What benefits has Accessplanit found from improving digital accessibility?  

Accessplanit commented that initially, it was very educational for their team - they gained a lot of knowledge about how users with additional needs access software and how to build a more inclusive product. They have found that many of the improvements for accessibility also improve the overall usability of the product too. See their accessibility statement and roadmap.  

Do you have advice around procuring an accessible solution from a supplier?  

A great starting point s the University's very useful Accessibility training and resources web page. 

We were very lucky with our internal purchasing team who have put in a lot of effort to ensure that accessibility is integrated into the tenders and request for quotation specifications. They were able to provide some helpful guidance and advice. It’s possible that other purchasing teams across the University are equally helpful. 

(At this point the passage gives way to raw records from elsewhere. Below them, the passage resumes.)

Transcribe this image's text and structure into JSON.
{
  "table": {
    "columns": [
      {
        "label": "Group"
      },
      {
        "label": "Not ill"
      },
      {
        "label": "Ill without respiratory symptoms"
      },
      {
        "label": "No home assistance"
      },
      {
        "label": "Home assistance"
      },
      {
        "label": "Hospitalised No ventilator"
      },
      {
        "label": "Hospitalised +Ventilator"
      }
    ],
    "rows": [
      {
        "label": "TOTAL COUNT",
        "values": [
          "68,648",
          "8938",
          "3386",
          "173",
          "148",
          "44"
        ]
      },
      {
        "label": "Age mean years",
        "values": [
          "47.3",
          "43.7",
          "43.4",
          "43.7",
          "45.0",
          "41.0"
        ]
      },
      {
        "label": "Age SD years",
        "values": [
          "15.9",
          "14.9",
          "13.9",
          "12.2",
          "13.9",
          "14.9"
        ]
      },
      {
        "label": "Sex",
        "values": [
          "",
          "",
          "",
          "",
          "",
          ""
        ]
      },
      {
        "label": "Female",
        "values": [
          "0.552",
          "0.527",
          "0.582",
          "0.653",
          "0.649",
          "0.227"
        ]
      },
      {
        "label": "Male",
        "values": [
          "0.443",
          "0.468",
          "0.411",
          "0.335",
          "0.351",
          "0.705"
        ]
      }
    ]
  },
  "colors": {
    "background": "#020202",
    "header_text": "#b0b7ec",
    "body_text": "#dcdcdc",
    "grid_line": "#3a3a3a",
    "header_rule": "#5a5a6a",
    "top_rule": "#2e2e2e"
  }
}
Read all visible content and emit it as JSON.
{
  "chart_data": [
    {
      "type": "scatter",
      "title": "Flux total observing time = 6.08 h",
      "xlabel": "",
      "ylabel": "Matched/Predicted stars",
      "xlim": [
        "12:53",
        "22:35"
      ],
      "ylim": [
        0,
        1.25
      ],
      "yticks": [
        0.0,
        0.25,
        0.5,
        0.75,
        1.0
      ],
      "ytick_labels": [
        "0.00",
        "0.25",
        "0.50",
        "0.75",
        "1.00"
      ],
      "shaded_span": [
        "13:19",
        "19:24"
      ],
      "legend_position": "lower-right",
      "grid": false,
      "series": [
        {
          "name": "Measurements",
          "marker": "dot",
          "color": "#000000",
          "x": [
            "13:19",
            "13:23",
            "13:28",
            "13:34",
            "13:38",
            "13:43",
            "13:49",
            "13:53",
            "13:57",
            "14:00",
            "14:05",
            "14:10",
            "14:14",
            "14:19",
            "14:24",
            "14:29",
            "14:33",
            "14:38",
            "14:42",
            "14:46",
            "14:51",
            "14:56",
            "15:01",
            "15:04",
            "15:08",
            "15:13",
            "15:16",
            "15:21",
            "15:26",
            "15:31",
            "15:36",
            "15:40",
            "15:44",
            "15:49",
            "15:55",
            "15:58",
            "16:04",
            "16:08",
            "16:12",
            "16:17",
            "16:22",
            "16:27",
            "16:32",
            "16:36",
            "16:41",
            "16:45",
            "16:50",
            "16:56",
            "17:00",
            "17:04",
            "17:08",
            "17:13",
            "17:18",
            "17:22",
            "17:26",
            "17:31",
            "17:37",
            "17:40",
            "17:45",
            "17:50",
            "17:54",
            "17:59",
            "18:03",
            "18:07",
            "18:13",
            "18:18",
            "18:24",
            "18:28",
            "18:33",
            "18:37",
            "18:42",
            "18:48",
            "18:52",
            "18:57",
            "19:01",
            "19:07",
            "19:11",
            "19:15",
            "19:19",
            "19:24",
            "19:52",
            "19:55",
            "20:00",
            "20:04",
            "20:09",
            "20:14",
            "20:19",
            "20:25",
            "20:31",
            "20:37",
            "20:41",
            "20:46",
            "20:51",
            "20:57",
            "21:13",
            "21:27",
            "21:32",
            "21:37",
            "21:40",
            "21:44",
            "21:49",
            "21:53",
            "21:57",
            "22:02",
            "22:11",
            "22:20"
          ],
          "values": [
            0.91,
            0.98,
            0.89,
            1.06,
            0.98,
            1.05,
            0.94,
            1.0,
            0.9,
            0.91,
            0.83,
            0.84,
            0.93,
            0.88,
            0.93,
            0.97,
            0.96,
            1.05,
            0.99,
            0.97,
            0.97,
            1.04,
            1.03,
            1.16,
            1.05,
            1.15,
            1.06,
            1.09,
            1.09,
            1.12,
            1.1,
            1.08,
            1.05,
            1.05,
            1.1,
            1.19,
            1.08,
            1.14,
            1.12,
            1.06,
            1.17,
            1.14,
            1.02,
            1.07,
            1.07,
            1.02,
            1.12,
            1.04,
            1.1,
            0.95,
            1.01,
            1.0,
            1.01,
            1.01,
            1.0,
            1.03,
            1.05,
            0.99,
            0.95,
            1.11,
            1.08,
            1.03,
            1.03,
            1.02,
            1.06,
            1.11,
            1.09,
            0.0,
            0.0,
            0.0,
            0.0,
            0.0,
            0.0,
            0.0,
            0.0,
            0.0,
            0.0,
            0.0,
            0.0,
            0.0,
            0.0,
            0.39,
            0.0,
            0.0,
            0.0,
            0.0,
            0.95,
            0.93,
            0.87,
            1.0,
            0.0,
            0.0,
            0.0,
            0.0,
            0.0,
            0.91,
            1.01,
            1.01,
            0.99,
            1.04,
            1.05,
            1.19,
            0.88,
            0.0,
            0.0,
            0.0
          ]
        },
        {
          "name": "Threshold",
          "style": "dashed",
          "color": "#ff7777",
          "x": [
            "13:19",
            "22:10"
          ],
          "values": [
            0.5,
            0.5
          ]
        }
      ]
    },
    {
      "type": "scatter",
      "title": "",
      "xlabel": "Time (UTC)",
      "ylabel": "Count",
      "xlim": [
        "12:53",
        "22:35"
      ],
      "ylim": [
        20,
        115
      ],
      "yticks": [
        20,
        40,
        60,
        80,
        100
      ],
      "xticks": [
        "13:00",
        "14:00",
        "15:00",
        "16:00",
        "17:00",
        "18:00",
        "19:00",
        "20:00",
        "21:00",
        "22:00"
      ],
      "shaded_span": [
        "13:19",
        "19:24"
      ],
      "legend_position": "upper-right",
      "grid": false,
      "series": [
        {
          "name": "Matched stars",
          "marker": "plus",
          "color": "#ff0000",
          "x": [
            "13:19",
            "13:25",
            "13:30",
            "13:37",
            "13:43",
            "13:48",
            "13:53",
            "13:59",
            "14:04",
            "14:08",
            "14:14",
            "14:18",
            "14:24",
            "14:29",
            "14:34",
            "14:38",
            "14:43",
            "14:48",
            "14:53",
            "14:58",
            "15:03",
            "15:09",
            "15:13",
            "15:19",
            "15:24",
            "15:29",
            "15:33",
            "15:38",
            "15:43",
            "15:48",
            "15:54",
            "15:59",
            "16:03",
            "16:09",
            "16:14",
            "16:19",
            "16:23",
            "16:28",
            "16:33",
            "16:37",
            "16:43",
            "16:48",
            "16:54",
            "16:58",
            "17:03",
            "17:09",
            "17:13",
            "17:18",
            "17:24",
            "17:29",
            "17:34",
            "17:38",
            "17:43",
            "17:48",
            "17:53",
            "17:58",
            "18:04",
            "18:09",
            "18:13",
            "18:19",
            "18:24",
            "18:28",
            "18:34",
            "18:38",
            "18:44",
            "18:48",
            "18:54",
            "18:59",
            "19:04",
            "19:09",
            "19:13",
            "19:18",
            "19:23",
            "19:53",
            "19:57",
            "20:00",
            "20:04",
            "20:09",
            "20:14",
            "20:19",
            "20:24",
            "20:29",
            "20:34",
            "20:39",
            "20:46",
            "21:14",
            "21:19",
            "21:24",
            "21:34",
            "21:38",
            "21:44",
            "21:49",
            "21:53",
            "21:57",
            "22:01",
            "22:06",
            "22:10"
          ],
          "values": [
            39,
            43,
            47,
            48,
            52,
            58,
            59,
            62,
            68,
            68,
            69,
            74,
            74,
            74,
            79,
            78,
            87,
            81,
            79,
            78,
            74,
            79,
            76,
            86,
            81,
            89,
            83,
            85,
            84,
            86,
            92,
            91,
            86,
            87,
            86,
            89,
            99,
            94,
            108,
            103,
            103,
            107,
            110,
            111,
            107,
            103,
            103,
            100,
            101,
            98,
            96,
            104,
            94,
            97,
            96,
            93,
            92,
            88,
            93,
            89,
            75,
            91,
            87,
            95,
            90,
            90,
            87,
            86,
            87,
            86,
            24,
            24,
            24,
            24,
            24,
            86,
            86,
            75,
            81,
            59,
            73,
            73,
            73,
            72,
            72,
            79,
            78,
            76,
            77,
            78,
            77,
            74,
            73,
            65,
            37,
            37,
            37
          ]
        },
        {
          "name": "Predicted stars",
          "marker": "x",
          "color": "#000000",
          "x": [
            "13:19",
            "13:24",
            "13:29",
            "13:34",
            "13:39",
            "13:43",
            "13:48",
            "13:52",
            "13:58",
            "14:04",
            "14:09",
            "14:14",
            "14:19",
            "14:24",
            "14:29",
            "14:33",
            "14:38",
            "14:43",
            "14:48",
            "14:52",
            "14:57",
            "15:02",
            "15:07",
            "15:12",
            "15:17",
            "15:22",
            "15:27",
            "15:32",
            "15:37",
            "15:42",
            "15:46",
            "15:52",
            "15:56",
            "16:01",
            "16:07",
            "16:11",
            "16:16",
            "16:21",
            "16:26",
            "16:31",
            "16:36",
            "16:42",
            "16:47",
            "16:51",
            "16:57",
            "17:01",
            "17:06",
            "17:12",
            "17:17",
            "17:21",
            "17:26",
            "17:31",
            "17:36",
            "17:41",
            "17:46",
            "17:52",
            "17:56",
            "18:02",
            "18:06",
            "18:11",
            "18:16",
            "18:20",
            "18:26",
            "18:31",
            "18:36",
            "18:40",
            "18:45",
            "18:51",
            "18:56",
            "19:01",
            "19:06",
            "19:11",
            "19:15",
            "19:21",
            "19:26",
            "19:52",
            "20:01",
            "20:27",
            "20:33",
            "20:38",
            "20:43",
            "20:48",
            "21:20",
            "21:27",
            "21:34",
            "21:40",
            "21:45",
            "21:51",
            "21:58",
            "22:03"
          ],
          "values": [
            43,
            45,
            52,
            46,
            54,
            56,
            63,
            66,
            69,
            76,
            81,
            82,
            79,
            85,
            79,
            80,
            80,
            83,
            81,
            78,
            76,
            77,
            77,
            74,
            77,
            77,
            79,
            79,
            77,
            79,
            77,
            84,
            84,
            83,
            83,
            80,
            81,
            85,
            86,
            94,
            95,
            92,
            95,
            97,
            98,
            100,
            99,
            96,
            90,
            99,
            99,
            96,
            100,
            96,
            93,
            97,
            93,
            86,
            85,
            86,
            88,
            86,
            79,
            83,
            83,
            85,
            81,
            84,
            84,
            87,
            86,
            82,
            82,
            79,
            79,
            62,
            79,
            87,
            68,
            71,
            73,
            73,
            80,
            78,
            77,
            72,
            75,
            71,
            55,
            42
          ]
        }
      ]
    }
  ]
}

What support or guidance do you wish you could have had?  

Ideally, it would be useful if there was a one-page document summarising:  

  • the legislation and our obligations  
  • advice on how to organise an audit  
  • how to deal with issues identified;  
  • how to work with a supplier to develop a roadmap to address issues, and  
  • tips on writing an accessibility statement.   

I also think that more challenging questions should be asked during procurement, and our expectations of potential suppliers should be clear. There should be accountability when we knowingly choose to go with a system that is inaccessible.

At present, I am not aware of any cohesive guidance. I’m hoping some of that may emerge from the new Digital Governance Framework for which a new Head of User Experience is being recruited.

There is also another Digital Transformation piece of work coming along, the Accessibility Assessment project, which is planning to implement some of the quick wins identified in the Digital Transformation Programme’s accessibility investigative, so the digital accessibility landscape at Oxford is going to be changing over the coming months.    

What are your future plans when it comes to digital accessibility?  

To support the ongoing activities needed to maintain an accessible system, we’re planning on setting up a working group with training providers across the University so we can move to everyone using accessible templates. This will involve us engaging with all the training providers, understanding their needs and producing some best practice guidelines to help them. We don’t have the resources within ITLC to 'police' all the course content, but we can put standards in place to encourage it.